Wednesday, December 20, 2017

December 20: Smashin' Thing, Overtired, New Christmas Poem

And on the other side of the field were thousands of Russians and Poles and Yugoslavians and so on guarded by American soldiers.  An exchange was made there in the rain--one for one.  O'Hare and I climbed into the back of an American truck with a lot of others.  O'Hare didn't have any souvenirs.  Almost everybody did.  I had a ceremonial Luftwaffe saber, still do.  The rabid little American I call Paul Lazzaro in this book had about a quart of diamonds and emeralds and rubies and so on.  He had take these from dead people in the cellars of Dresden.  So it goes.

And idiotic Englishman, who had lost all his teeth somewhere, had his souvenir in a canvas bag.  The bag was resting on my insteps.  He would peek into the bag every now and then, and he would roll his eyes and swivel his scrawny neck, trying to catch people looking covetously at his bag.  And he would bounce the bag on my insteps.  

I thought this bouncing was accidental.  But I was mistaken.  He had to show somebody what was in the bag, and he had decided he could trust me.  He caught my eye, winked, opened the bag.  There was a plaster model of the Eiffel Tower in there.  It was painted gold.  It had a clock in it.

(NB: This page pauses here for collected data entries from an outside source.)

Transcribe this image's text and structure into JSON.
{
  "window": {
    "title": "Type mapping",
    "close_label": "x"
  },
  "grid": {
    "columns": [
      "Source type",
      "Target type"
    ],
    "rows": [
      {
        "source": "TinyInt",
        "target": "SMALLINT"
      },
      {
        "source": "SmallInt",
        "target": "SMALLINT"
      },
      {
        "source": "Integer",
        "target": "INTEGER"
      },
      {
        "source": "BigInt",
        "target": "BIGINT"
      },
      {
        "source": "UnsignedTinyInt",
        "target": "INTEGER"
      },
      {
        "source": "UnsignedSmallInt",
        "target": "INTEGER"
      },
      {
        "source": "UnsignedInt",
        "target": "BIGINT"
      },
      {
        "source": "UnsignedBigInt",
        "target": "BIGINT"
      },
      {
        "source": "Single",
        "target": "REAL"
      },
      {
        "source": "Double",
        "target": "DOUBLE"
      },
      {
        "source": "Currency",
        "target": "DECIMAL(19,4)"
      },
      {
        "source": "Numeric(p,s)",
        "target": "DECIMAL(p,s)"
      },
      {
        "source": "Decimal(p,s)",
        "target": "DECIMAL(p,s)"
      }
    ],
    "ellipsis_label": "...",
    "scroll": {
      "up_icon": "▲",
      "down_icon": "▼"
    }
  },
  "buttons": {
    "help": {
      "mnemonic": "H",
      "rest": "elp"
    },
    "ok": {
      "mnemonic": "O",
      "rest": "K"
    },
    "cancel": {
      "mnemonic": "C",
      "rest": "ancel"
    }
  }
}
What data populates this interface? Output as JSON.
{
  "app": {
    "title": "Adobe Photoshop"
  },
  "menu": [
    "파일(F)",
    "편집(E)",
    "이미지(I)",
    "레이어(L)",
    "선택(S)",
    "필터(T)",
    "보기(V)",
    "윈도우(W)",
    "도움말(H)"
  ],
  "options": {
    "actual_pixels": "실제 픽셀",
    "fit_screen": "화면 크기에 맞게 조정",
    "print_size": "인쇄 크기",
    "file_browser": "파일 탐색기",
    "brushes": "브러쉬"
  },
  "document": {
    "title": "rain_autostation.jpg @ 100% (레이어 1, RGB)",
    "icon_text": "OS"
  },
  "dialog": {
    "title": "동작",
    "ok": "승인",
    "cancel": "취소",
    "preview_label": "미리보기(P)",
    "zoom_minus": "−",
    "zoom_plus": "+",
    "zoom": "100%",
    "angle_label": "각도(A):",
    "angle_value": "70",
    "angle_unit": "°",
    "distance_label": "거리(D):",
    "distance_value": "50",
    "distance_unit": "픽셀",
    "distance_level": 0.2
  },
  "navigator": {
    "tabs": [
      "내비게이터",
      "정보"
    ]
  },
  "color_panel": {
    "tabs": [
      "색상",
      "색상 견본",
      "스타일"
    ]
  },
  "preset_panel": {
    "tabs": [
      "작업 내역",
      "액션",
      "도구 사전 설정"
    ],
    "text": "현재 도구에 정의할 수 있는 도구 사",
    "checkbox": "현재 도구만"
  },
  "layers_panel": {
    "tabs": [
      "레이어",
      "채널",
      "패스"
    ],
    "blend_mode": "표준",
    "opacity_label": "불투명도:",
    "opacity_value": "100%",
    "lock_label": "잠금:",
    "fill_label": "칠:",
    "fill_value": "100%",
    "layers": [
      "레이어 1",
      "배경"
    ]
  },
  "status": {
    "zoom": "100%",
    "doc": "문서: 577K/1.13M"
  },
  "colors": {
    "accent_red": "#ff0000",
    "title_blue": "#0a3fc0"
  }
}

"There's a smashin' thing," he said.

And we were flown to a rest camp in France, where we were fed chocolate malted milkshakes and other rich foods until we were all covered with baby fat.  Then we were sent home, and I married a pretty girl who was covered in baby fat, too.

And we had babies.

Such a strange passage, with strange people and strange situations.  Of course, I suppose it's pretty difficult going back to what was once considered "normal" after surviving a World War.  That's why the idiotic Englishman thinks a plaster Eiffel Tower is "smashin'."  He has no concept of value after, probably, years of captivity and battle.  It's the first nice thing he's owned for a very long time.

I'm still recovering from many sleepless nights of grading.  I was planning on going to bed early last night.  Didn't happen.  When I got home, I was too wound up.  Maybe overtired.  I had a piece of chicken pot pie, which was smashing.  Then I watched some PBS news about the Republican tax bill, which is not smashing, unless by "smashing" you mean legislation that will smash the backs of hardworking Americans while adding smashing piles of cash to the bank accounts of millionaires and billionaires.  Then I found some smashing Christmas specials on some other TV channels.  Finally got to bed around 11:30 p.m.

Right now, I'm sitting in my office at the university, eating some smashing cold pizza, waiting for my daughter to be done with her dance class.  After I pick her up, I will drive home, put on my pajamas, make a dish for a potluck at work, and then try to write a smashing new Christmas poem.

Tomorrow night, I will be blogging from the city of Calumet in the Copper Country.  It's a little pre-Christmas family trip.  I'm performing in a smashing old-time radio show at the Calumet Theatre on Friday night.  I'm excited and a little anxious about it.  I'm sure it will be smashing, though.

So, what Saint Marty has learned tonight is that, when you're really tired or a former prisoner of war, everything is smashing.